Posts Tagged ‘polyphemous moth’

You Never Know

June 15, 2009

I never thought for a moment the cocoon I picked up off the ground last winter would be anything more than a curiousity to show school children.  In fact, I wondered why I was bothering since I already had one at home just like it.  But something about this homely thing got my attention, and it couldn’t just have been the guest on the walk with me who said, “Hey, what’s this thing?”  Sometimes we  follow an inner voice.  Apparently, this particular inner voice was saying, “Pick up the cocoon, bring it home, dig out a butterfly habitat from the basement, put the cocoon in there and pin it to the side, hang the whole shebang on a shepherd’s crook from the side of the deck, wait several months.”  It must have been saying so, since that’s what I did.

The other day I looked at that cocoon, and I said to it, “If something doesn’t happen with you by the end of June, you’re out of here.”  I had that location in mind for a hanging basket.  Evidently, the moth inside there heard me, because last night he hatched out!  This was no measly moth that jumps out of the way when you mow the lawn!  This was the North American granddaddy of them all, the Polyphemous Moth!  With a wingspan of up to five and a half inches, this moth is nothing short of astounding.  The polyphemous is the largest of the North American moths.   

polyphemous moth

It has “false eyes” on each of its four wings, the better to confuse preditors.  As an adult, it may live only a few days.  This stage of life is its’ prettiest and shortest.  It doesn’t even have mouthparts, as eating is unecessary.  The remaining task is to pass on some DNA and go gently into that good night, as only a moth can do.

It is thought that there may be more moth species than butterflies.  But as the butterfly is awake essentially during the same hours as humans, the moth may be artificially underepresented in the insect census.  If the polyphemous moth is any example, it may also be that the moths are equally or still more beautiful than their daylight cousins.  If there is anything that could make you fall in love with a “bug”, it is a look at this exquisite creature.  I’m not “off” butterflies or anything, but the polyphemous moth has made me into a dewey-eyed lover of the nighttime kind of butterfly.

It’s funny how things that happen on nature walks  turn out.  An offhand question about a little fuzzy thing hanging from a branch turns into the thrill of a lifetime!  Nature can fool you so often. 

Last saturday we had record crowds at our wildflower walk.  It was the “perfect storm” of nature events.  Connecticut Trails Day intersected with our usual weekend offering, which in turn met with the Great Park Pursuit (we didn’t realize it, but we were one of the “featured” walk locations and I guess the only one in Hartford County).  Let’s just  say it was crowded and leave it there.  Next year, we’ll have the logic worked out. 

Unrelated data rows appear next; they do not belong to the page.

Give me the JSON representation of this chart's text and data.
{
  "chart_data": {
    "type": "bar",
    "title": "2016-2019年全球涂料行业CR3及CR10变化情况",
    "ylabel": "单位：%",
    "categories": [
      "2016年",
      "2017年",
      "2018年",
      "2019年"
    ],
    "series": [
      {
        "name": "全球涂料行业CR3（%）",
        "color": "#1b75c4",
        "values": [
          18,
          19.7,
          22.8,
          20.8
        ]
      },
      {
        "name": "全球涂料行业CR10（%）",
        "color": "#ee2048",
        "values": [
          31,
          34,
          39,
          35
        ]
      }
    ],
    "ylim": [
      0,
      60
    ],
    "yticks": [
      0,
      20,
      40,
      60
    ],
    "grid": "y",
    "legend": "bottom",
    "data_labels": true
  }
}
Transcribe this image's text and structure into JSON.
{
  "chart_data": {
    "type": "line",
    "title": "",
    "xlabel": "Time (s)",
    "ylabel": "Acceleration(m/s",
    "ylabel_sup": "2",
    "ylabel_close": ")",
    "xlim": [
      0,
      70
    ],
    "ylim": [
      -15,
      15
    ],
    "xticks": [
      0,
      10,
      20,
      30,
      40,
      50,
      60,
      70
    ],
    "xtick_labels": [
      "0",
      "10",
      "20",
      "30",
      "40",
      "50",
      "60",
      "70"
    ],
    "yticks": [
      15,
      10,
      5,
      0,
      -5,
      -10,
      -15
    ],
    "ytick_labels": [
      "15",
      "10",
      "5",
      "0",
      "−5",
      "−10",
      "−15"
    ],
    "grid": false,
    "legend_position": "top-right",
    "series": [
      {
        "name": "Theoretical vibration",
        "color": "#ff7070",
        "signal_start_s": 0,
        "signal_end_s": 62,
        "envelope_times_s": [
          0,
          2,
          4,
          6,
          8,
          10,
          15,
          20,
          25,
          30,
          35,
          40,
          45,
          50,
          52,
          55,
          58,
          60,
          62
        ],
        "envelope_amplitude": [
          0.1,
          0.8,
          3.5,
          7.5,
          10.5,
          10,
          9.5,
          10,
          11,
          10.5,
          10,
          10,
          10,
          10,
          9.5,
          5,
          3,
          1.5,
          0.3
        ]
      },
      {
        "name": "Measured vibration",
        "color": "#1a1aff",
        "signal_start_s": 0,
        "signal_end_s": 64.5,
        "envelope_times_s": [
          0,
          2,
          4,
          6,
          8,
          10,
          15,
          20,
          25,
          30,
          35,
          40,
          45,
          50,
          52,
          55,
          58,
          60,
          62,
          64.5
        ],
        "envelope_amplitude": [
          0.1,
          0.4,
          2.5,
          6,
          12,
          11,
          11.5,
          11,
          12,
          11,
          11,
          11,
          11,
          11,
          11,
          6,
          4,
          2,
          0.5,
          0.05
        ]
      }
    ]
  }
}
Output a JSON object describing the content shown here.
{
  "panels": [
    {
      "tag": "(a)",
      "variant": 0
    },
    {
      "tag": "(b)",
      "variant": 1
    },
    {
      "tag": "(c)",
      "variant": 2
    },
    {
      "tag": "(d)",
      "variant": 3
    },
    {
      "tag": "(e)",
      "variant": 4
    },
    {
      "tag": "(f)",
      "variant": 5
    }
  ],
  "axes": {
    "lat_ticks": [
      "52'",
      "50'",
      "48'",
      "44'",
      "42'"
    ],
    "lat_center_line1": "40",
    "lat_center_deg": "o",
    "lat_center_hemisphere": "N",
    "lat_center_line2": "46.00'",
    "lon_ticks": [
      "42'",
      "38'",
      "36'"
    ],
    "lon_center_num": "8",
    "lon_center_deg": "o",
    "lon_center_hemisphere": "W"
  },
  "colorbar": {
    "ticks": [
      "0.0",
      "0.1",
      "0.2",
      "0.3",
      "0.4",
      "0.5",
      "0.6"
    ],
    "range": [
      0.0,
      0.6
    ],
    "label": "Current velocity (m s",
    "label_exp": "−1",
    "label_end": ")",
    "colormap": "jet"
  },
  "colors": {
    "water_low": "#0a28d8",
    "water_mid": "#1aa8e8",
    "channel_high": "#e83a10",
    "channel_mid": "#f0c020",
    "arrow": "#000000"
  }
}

The words “Hey, what’s this?”  are music to the ears of anyone leading a nature walk.  It means at least one person is paying attention! Last Saturday one of our guests came forward with a little thing no bigger than most pebbles saying, “What’s this?”.  The “pebble” had a tail and four legs.  The tail was wedged in as close as possible to the carapace (the top shell), and the legs were frozen stiff. The head was tucked deep inside the shell.  I thought it was dead.

But I grabbed that “teachable moment” and held fast, explaining how turtles come out of the water at this time of year, and lay eggs in the meadow.  This one was a Painted Turtle, having gotten its’ name from the pretty markings on its neck and shell, which look as though they have been painted on.  I figured it couldn’t hurt to put the little guy into the water.  He seemed so dried out.  And as Tony Soprano says, you never know.  So I put him in the stream.  He sank like a stone. 

Everyone feels a little sad when that kind of thing happens.  So once I saw that turtle head for the bottom with no little legs moving, I got out of there fast.  I scrambled up and away from the stream and was trying to find something else to show the group when I heard a shout go up.  It was alive!  I had given up too early.  The baby turtle was stunned, certainly, playing dead-maybe, but it was most definitely not dead.  And we watched it  swim away to what I think is likely to be an easy living at our pond.

baby painted turtle

Is there a moral to the story?  I don’t really think there are morals in nature, except the ones we artificially assign.  But it does show how wrong you can be.